Question
How do I practice externalize your thinking?
Quick Answer
Take a decision you're currently stuck on. Write out every consideration, option, and fear — one per line. Don't organize. Just dump. Then read it back as if a colleague wrote it. Notice what you see that you couldn't see when it was all in your head. The gaps, contradictions, and missing pieces.
The most direct way to practice externalizing your thinking is to write when you're stuck, not after you've decided.
The exercise: Take a decision you're currently stuck on. Write out every consideration, option, and fear — one per line. Don't organize. Just dump. Then read it back as if a colleague wrote it. Notice what you see that you couldn't see when it was all in your head.
Why this works: Your working memory holds about 3-5 items at once. When a problem has more than 5 considerations (most real problems do), you can't reason about it internally. Writing spreads the problem across a surface where your visual system can scan all the pieces simultaneously.
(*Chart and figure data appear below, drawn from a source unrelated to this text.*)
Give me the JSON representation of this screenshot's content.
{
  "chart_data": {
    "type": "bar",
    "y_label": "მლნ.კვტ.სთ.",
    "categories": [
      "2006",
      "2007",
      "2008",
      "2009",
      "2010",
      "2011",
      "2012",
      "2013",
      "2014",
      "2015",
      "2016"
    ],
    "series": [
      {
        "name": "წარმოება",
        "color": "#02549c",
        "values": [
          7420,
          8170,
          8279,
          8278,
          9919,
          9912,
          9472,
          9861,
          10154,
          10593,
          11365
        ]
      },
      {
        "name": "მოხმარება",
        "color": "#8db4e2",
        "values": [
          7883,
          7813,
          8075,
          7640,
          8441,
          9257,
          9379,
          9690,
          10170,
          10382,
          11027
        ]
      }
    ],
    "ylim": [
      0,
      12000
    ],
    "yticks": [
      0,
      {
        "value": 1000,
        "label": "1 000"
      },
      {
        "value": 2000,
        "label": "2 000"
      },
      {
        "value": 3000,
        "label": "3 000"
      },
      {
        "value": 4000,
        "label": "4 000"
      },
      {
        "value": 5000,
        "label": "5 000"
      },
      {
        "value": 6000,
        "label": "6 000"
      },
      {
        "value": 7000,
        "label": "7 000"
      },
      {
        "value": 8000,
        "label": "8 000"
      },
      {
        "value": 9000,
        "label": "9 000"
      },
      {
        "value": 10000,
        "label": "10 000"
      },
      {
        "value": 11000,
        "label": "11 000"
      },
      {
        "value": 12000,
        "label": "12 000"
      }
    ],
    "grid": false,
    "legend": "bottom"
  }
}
The timing matters: If you externalize after you've decided, you're documenting. If you externalize while you're deciding, you're thinking. Most people wait too long — they write summaries of conclusions rather than using writing as the tool that produces the conclusion.
Make it a reflex: The next time you feel confused, stuck, or overwhelmed, don't think harder. Write. Write the problem. Write what you know. Write what you don't know. The act of writing will frequently resolve the confusion without any additional input.